We had been driving a while on the dusty, pot-holed road when our van stopped near a cinder-block building, painted pale yellow. Slightly larger than a kids’ classroom at Restoration, it was the meeting place for an Anglican church plant in Rokakos Province, about 45 minutes outside of Phnom Penh. The modest one-room church was empty and swept clean. Several windows and two open doorways on opposite walls let in the afternoon light.

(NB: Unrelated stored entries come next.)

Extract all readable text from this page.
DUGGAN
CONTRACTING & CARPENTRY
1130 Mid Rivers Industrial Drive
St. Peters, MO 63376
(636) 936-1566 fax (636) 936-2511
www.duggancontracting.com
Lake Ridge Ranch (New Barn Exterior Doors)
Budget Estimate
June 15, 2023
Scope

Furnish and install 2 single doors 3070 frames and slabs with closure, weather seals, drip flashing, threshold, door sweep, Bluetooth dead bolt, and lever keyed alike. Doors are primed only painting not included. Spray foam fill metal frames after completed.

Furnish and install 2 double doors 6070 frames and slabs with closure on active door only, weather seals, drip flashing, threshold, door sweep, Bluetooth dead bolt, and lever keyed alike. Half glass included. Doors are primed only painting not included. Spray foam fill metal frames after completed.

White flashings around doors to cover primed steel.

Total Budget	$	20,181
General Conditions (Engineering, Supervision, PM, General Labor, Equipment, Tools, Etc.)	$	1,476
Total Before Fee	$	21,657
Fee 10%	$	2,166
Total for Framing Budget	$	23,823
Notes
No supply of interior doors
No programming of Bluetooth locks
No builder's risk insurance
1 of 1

The young pastor, Sovannia, was so unassuming and humble that earlier, at our meeting place in the city, I hadn’t even noticed he was with us. Now he had command of the room. About twenty children sat on the floor, captivated by his words, eyes following his every move. His bible lesson was punctuated with songs and hand gestures, which the kids joined with gusto. Their interactions were entirely in Khmer, and the connection and authority Sovannia had with these kids was obvious. As their lesson ended, each child eagerly received a bag of snacks and went running out the door to play in the dusty concrete courtyard that surrounded the church.
There were 10 believing adults in the congregation, all of them the first in their families to follow Jesus. We sat in a circle, our team quietly witnessing this young pastor shepherd his flock through worship songs, prayers, and a sermon. The service appeared to be winding down when one-by-one each believer asked for prayer. Our team surrounded each one, laying-on hands and praying in faith for Jesus to meet each heart with His ministry of healing and comfort. It was such an honor to be allowed to participate with the Lord as He strengthened their hearts. The honor increased when the believers encircled us and prayed for God’s work in our lives.
Since returning to Arlington, I have thought often about that prayer time. It had a different flavor, a stronger potency, than the way I experience prayer here. It’s almost like there were years of built up gunk clogging my communication with God. Each time we prayed in Cambodia, it was another dose of Drano, cleaning out the lines. By the time we got to Sunday, and I prayed for the Christians in Rokakos, I was infused with a certainty of God’s passionate affection for them. In that moment, I knew He was meeting them, and I was swept into His work on their behalf. I want to pray like that again. I want to partner with God in His work. What does that look like here, in my Arlington life?